3/12/07
In today’s Chicago Sun-Times, columnist Neil Steinberg wrote a column contrasting the virtues of capitalism with the failures of socialism and giving President Bush credit for ignoring Hugo Chavez on Bush’s tour of Latin America. This is not the type of column one would normally expect from Neil Steinberg, who is quite liberal and very much opposed to Bush. Steinberg’s column gave me grist for a reply, most of which I have posted below, in which I outlined the ironic attitudes of those who, like me, still consider themselves conservative but who, judging by today’s litmus test for conservatism, apparently aren’t: We believe in free men, free markets, and limited government, and believe that these virtues do not stop at the U.S. border, so that makes us somehow anti-conservative, if not downright unpatriotic. I’ll say one thing for Bush: he really has the power to turn the world on its head:
(I address Mr.

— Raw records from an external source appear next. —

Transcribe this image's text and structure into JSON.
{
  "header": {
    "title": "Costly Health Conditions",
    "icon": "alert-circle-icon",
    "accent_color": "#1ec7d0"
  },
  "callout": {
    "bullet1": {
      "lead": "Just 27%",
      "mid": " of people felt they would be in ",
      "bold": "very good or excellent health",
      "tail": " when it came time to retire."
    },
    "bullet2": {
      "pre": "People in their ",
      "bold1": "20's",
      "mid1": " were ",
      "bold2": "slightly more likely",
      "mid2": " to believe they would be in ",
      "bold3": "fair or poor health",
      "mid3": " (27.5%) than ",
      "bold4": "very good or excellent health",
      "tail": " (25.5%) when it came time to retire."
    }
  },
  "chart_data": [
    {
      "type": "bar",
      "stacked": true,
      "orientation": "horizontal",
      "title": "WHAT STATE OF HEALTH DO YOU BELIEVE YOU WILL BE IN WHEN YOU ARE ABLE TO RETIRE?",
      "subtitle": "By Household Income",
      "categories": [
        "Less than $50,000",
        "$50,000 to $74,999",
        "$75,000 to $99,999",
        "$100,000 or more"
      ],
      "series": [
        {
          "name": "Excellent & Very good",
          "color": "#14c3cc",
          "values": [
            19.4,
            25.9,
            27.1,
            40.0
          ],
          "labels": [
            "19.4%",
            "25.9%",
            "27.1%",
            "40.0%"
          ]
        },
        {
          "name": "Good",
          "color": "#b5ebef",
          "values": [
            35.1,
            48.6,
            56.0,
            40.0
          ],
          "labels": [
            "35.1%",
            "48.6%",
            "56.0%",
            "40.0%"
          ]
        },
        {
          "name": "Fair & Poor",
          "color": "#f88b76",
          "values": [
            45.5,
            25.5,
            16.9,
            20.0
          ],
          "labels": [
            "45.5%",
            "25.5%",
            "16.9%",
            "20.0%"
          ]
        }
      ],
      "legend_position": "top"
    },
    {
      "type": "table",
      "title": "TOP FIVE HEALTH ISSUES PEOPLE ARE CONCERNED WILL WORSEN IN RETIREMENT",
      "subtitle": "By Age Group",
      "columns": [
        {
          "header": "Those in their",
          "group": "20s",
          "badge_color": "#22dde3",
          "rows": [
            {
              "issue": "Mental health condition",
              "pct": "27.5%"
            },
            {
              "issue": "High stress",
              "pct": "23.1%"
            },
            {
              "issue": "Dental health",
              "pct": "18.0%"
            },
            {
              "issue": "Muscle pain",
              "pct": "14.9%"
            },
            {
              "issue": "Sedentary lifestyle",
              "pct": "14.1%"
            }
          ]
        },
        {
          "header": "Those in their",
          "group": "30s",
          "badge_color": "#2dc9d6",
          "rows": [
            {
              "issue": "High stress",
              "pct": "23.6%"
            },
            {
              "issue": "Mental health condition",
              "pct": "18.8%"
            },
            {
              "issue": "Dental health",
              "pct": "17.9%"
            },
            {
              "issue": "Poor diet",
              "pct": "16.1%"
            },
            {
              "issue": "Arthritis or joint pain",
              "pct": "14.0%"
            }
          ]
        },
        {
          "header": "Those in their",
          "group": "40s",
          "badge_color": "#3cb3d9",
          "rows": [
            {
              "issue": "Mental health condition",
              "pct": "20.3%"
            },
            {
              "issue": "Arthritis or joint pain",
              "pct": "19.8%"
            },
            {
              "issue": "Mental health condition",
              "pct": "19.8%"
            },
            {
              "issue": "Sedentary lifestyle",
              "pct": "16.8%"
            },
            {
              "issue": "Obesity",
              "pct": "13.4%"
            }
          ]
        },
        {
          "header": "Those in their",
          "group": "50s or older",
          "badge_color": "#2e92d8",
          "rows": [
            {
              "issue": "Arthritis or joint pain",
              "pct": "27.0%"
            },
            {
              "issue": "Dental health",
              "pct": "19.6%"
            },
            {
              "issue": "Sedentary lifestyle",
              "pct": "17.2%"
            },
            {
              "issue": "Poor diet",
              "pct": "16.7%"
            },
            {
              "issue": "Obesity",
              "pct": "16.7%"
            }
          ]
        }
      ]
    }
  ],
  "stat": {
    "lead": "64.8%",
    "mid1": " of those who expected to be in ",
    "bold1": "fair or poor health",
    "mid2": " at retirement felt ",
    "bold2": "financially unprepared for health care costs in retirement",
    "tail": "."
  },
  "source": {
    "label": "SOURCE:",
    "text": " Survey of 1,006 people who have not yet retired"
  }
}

Steinberg as “Brother Neil” because, despite our many points of disagreement on politics and religion (He is, by his own admission, skeptical of, almost hostile toward, religion.), we share a generally curmudgeonly and pessimistic view of today’s society.)
Brother Neil,
You are a stronger man than I. Even though I completely agree with your analysis of the merits of capitalism vs. socialism (I used to be called a “conservative,” which I, and most people, once defined as a strong belief in free men and free markets until this George Bush came along. Since then, the test of one’s conservatism is blind, undying, unquestioning loyalty to George II. By that measure, I am about as far from being a “conservative” as one can be. But that is a topic for another discussion.), I can’t “give Bush credit where credit is due” on anything, even something as advisable as ignoring Hugo Chavez. Of course, it would be easier to give credit to Bush for ignoring Chavez, or for anything, if Bush himself actually believed in capitalism, rather than the system of mutually reinforcing big government and big business that is properly labeled as fascism, but that, too, is grist for another mill.
It’s gotten to the point at which it is difficult for me to find fault with people like Chavez and Castro, who are diametrically opposed to everything in which I believe and who I thus would normally find repugnant in every way, because they, too, so ardently oppose our president. Anyone who despises Bush as much as these two guys do can’t be all that bad, right?